There may be a number of reasons for this, including worsening morale, and rising workloads. The latter factor is clearly exacerbated by what the BMA call a ‘growing demand for health services’. ‘The population is getting bigger and older, and expectations are rising along with the costs of meeting them’, noted the Institute for Fiscal Studies recently.
Of course, a key reason behind the current rapid rate of population growth is net migration of nearly quarter of a million a year. As a rough indication of this, there were nearly 750,000 new migrant GP registrations in England, Northern Ireland and Wales in 2015/16 – the highest on record (ONS statistics). Cutting immigration to a sustainable level is an obvious way by which to reduce the rising demand on the NHS.
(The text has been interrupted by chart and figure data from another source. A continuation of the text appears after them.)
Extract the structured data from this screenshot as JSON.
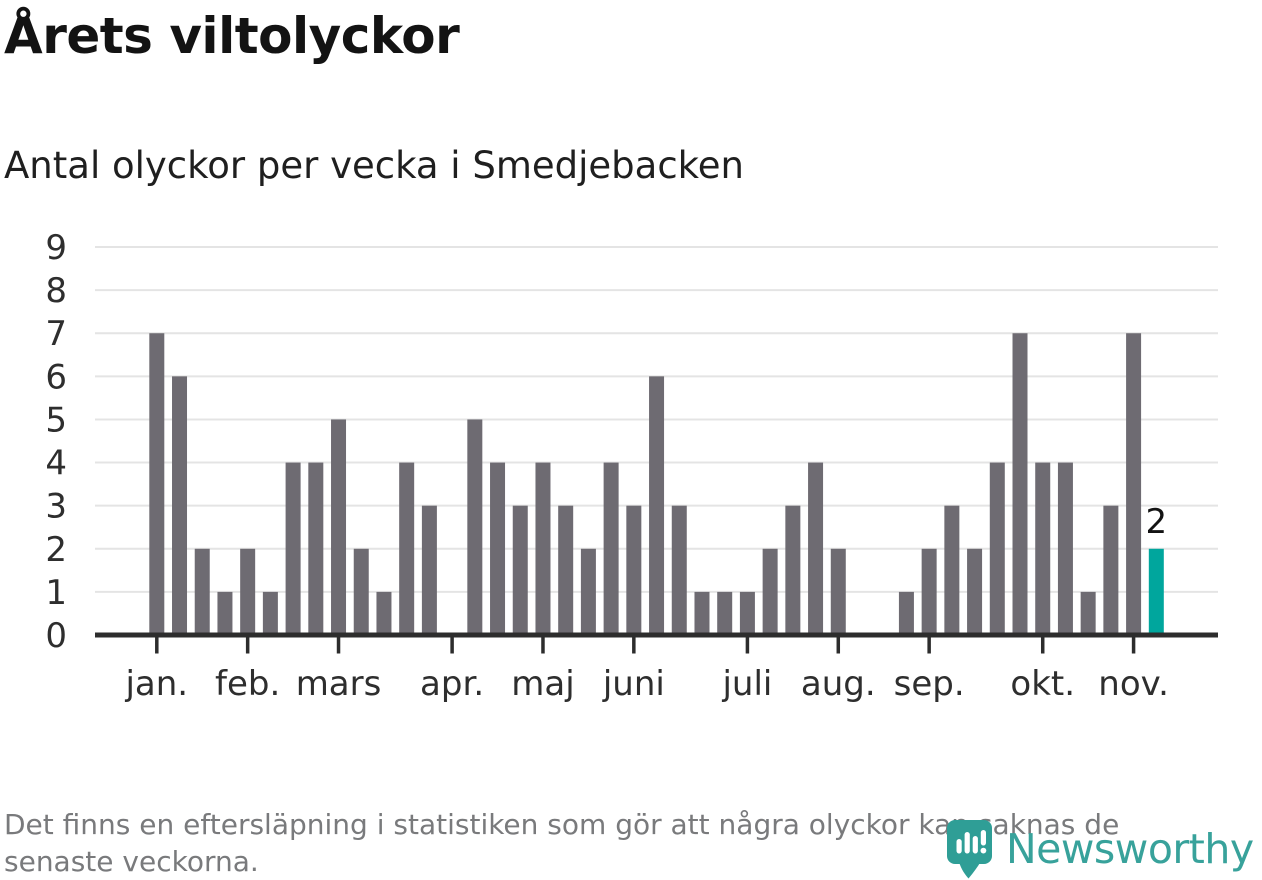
{
  "header": {
    "title": "Årets viltolyckor",
    "subtitle": "Antal olyckor per vecka i Smedjebacken"
  },
  "footer": {
    "note_line1": "Det finns en eftersläpning i statistiken som gör att några olyckor kan saknas de",
    "note_line2": "senaste veckorna."
  },
  "logo": {
    "wordmark": "Newsworthy",
    "icon": "bar-chart-pin-icon"
  },
  "colors": {
    "bar": "#6e6b72",
    "highlight": "#00a69d",
    "grid": "#e4e4e4",
    "axis": "#2d2d2d",
    "title_text": "#131313",
    "axis_text": "#2e2e2e",
    "footer_text": "#797a7c",
    "logo_teal": "#38a29b",
    "pin_teal": "#2f9e96"
  },
  "chart_data": {
    "type": "bar",
    "title": "Årets viltolyckor",
    "subtitle": "Antal olyckor per vecka i Smedjebacken",
    "x_unit": "vecka (week 1–45)",
    "values": [
      7,
      6,
      2,
      1,
      2,
      1,
      4,
      4,
      5,
      2,
      1,
      4,
      3,
      0,
      5,
      4,
      3,
      4,
      3,
      2,
      4,
      3,
      6,
      3,
      1,
      1,
      1,
      2,
      3,
      4,
      2,
      0,
      0,
      1,
      2,
      3,
      2,
      4,
      7,
      4,
      4,
      1,
      3,
      7,
      2
    ],
    "ylim": [
      0,
      9
    ],
    "yticks": [
      0,
      1,
      2,
      3,
      4,
      5,
      6,
      7,
      8,
      9
    ],
    "grid": true,
    "legend_position": "none",
    "month_ticks": [
      {
        "label": "jan.",
        "week": 1
      },
      {
        "label": "feb.",
        "week": 5
      },
      {
        "label": "mars",
        "week": 9
      },
      {
        "label": "apr.",
        "week": 14
      },
      {
        "label": "maj",
        "week": 18
      },
      {
        "label": "juni",
        "week": 22
      },
      {
        "label": "juli",
        "week": 27
      },
      {
        "label": "aug.",
        "week": 31
      },
      {
        "label": "sep.",
        "week": 35
      },
      {
        "label": "okt.",
        "week": 40
      },
      {
        "label": "nov.",
        "week": 44
      }
    ],
    "highlight_last": true,
    "annotation": "2"
  }
}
Additionally, as the MAC has noted, the government must redouble its efforts to provide ‘sufficient incentive and opportunity’ to retain more staff in the NHS in future.
The NHS has a relatively high reliance on foreign-trained staff
– A report by NHS Providers has found that the NHS imports significantly more doctors and nurses than Germany, France, Spain, Canada, the US, Sweden and the Netherlands.
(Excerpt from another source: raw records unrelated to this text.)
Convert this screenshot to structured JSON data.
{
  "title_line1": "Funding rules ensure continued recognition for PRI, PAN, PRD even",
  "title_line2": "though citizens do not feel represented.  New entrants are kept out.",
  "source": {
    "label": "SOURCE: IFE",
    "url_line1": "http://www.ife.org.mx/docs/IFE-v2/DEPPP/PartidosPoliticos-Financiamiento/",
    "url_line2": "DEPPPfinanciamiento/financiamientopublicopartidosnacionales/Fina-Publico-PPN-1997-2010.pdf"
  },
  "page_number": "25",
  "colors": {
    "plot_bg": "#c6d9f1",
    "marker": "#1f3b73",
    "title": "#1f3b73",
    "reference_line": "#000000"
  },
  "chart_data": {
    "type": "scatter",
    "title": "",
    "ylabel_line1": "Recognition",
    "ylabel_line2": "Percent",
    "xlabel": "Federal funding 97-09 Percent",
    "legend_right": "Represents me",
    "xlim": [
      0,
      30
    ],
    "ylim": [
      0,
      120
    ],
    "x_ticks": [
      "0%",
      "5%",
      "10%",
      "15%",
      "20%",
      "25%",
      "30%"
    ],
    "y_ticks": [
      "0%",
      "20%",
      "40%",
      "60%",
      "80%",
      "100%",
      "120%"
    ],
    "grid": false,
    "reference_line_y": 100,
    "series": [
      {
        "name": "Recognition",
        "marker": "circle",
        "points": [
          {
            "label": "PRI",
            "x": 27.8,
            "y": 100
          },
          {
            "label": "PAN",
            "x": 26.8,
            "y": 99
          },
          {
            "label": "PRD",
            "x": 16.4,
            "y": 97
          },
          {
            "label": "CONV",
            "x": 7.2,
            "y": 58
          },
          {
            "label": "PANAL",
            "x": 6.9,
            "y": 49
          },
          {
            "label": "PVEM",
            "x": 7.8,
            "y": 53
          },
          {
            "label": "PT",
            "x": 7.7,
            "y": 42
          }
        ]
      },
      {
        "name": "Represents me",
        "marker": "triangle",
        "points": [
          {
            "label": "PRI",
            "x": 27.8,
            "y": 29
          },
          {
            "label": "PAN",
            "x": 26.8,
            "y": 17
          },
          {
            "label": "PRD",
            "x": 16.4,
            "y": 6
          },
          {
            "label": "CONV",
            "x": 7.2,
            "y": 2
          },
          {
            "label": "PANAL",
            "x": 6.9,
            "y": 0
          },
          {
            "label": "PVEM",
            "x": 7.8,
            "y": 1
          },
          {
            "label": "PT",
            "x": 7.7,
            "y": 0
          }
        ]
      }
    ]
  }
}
– Only Ireland, Israel, Norway, New Zealand and Australia are more reliant on foreign-trained staff than the UK.
– In the Netherlands (which has one of the top five healthcare systems in the world) the percentage of doctors who were foreign-trained was 2.6% in 2013, compared to 28.7% for England. (Health Foundation report– see figure R, p. 15).
Percentage of doctors who were foreign-trained, 2013
It is immoral to take healthcare staff from countries that need them more than the UK
How can we justify taking healthcare staff from countries that may need them far more than we do?
– The World Health Organisation pointed recently to a shortage of millions of healthcare workers worldwide. This shortage was particularly acute in sub-Saharan Africa and South-East Asia. That is why they convened a conference in Kampala in 2008 that called on richer countries to ‘give high priority and adequate funding to train and recruit sufficient health personnel from within their own country’ (Kampala Declaration). In Dublin last year, the Global Forum on Human Resources for Health emphasised the need for developing countries to retain their own healthcare workforces (Dublin Declaration).
The only longer-term solution, which would also have the benefit of easing concerns about language difficulties, is to maintain a strict limit on the number of work permits issued to the health sector and address our continued failure to provide opportunities to our own young people to work in it.